I don't believe it unlocks additional TAM. I think this is -- well, I'm certain it's a different product solution to solve for the speed at which the data center wants to add capacity in the global market. So traditionally, we would sell our systems to a system integrator. We would sell our systems to the end user and they would have a group of engineers and trades people that would assemble our product in the data center. Because the data center customers want to move quickly because it's literally a race to build capacity here they are looking for a more convenient way to start up their data centers. So they're looking for us to build modular DCs that they can plug and play. So essentially, our product in addition to some supply chain that they would traditionally buy, we would take that supply chain internally we would put the product together into a modular data center unit, it would go to the DC and it would be more of a plug-and-play versus more of a -- versus the assembly process that they go through today. So it's a conversion in terms of the data centers and it will allow them to move much quicker. So similar TAM but just the speed in which they can start-up a data center is accelerated because we do a lot of the work internally, and we build more of a system and advanced system for them that is easier for them to install.

Matt Summerville

Analyst

Just a couple of additional ones. As you sit here looking at that $1 billion data center target you have in terms of top line for fiscal '27. Are you more confident in attaining and/or beating that target, is that maybe part of the signal here with the doubling of chiller capacity in North America? How should we interpret that in the context of that target?
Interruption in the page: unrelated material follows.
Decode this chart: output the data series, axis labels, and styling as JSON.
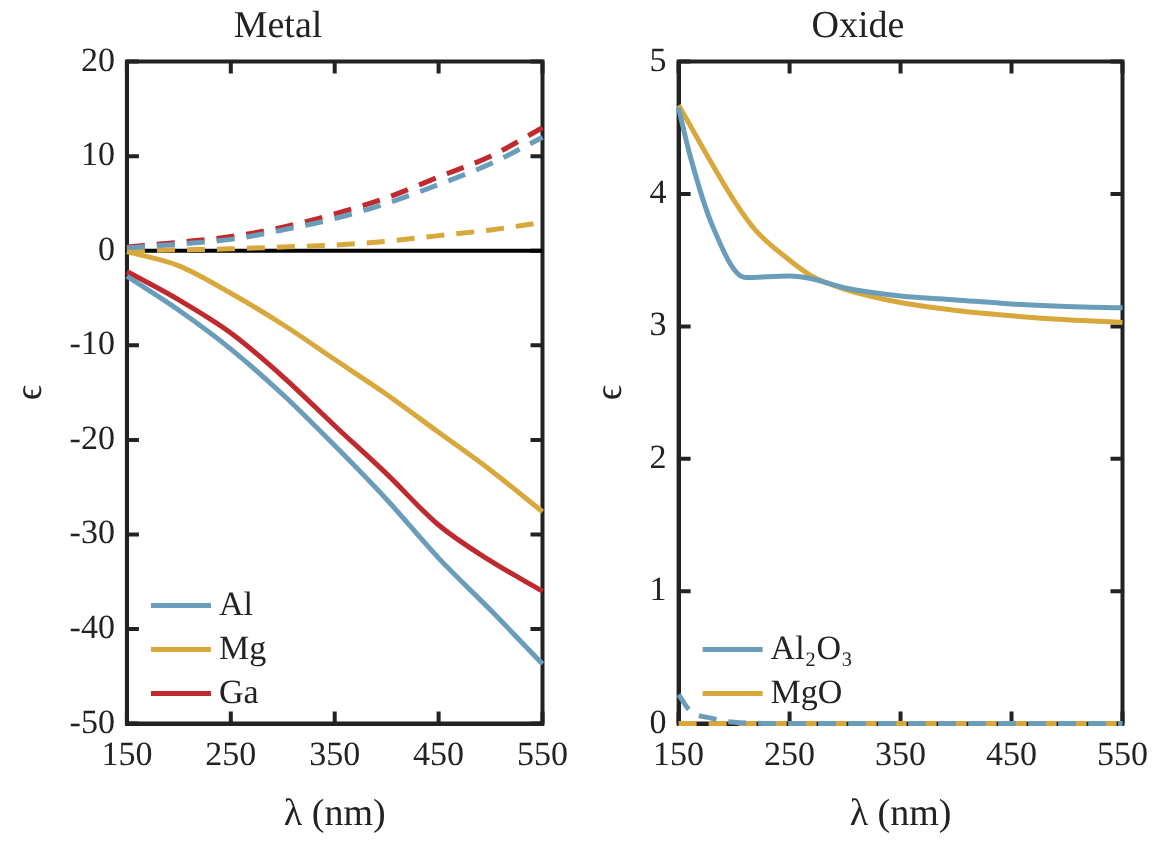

And over time, Neil, do you start to think about strategic optionality for the DC business?

Neil Brinker

Analyst

Yes, for sure, I mean, if the rate of capacity that we're deploying it's about execution. I've become more confident every day as we've gone through the hard part. The hard part was building the relationships. The hard part was getting the customer profile. The hard part was providing and developing highly engineered products for our customers that are specific for their need purpose built specific highly engineered products for these customers. And we're through that. We've got that, and it's a matter of execution, build, produce, ship. And the more the more capacity that we put inside of North America, the more confident that I get.

Matt Summerville

Analyst

And then, Neil, just the question on potential strategic optionality as you further scale this business realizing that the vision extends beyond 27, certainly, given, in some instances, you have a three to five year broad look ahead. How are you thinking about that?

Neil Brinker

Analyst

I'm really focused on execution right now and making sure that we can deliver on the needs of our customers today. The pipeline is extremely healthy. And we're focused on the next 24 months because that's paramount. We have to stay in execution mode.

Operator

Operator

I am showing no further questions at this time. I'd like to turn the conference back to Kathy Powers.

Kathy Powers

Analyst

Thank you, and thanks to everyone for joining us this morning. A replay of the call will be available on our Web site in about two hours. We hope everyone has a great day.

Operator

Operator

This concludes today's conference. You may disconnect your lines at this time, and we thank you for your participation.